Humanitarian aid averting Somalia famine, for now: UN says

The report "does not lead to a declaration of famine at this point, in large part thanks to the response of humanitarian organisattions and local communities," UN humanitarian organisation OCHA spokesman Jens Laerke told reporters in Geneva.
3 min read
14 December, 2022
Somalia has long been at the risk of a famine, mainly caused by climate change [Getty]

Humanitarian aid and support from local communities have helped avert a dreaded famine declaration in Somalia this year, but the situation remains "catastrophic," the UN said on Tuesday.

The United Nations humanitarian agency OCHA said the latest assessment found that, technically, Somalia was not yet in the grip of full-blown famine.

The report "does not lead to a declaration of famine at this point, in large part thanks to the response of humanitarian organisations and local communities," OCHA spokesman Jens Laerke told reporters in Geneva.

But, he warned, that "does not mean that people are not experiencing catastrophic food shortages".

"They have kept famine outside the door, but nobody knows for how much longer," he said.

"The underlying crisis has not improved".

The United States announced in response that it was contributing another $411 million in emergency food and other relief to Somalia, bringing its contribution this year to $1.3 billion.

"The warnings of the Famine Review Committee serve not as a stamp of inevitability, but as an alarm bell alerting us to our last lingering opportunities to avoid catastrophe," said Samantha Power, administrator of the US Agency for International Development.

Somalia has been wracked by decades of civil war, political violence and an Islamist insurgency.

Millions of people are at risk of starvation across the wider Horn of Africa, in the grip of the worst drought in four decades after five consecutive failed rainy seasons wiped out livestock and crops.

If assistance is not scaled up, Laerke warned, "famine is expected to occur between April and June 2023 in southern Somalia," including in the capital.

Agropastoral populations in Baidoa and Burhakaba districts, and displaced people in Baidoa town and in Mogadishu itself were most at risk, he said.

World
Live Story

'Step up'

The report indicated surging numbers of people at the highest level on the UN's five-scale food insecurity classification, known as IPC, which means they have dangerously little access to food and could face starvation.

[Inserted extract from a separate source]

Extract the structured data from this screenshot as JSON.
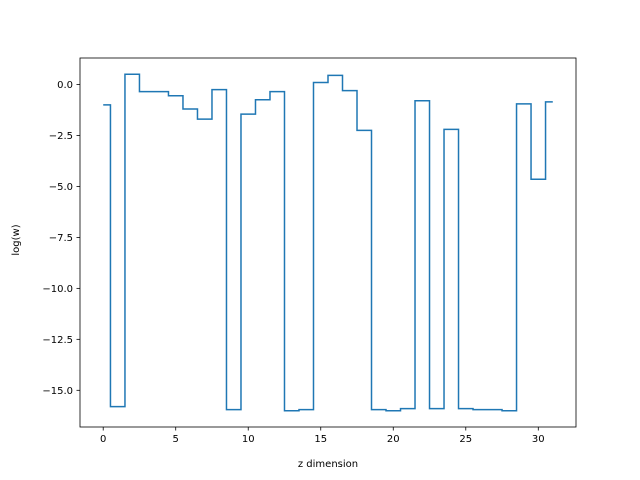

When a large enough portion of a population is estimated to be at IPC level 5, a famine is declared.

Between last October and next June, the number of people at IPC5 in Somalia was expected to more than triple from 214,000 to 727,000, according to Tuesday's report.

At the same time, some 8.3 million people across the country are expected to be at crisis level (IPC3) or above between April and June next year, up from 5.6 million today, it said.

A full 2.7 million of them were expected to be at IPC level 4, facing major food shortages, very high acute malnutrition and excess mortality.

"The situation can hardly get any worse," Laerke warned.

He called countries "to step up and help the humanitarian organisations continue the very important and truly life-saving work" in Somalia.

James Elder, a spokesman for the UN children's agency UNICEF said that the famine declaration had, for now, only been averted.

If the world wants to delay a famine declaration further or stave it off altogether, this would require "backbreaking work with proper funding," he said.

"There is no doubt that large numbers of children have died (and) that children are dying now".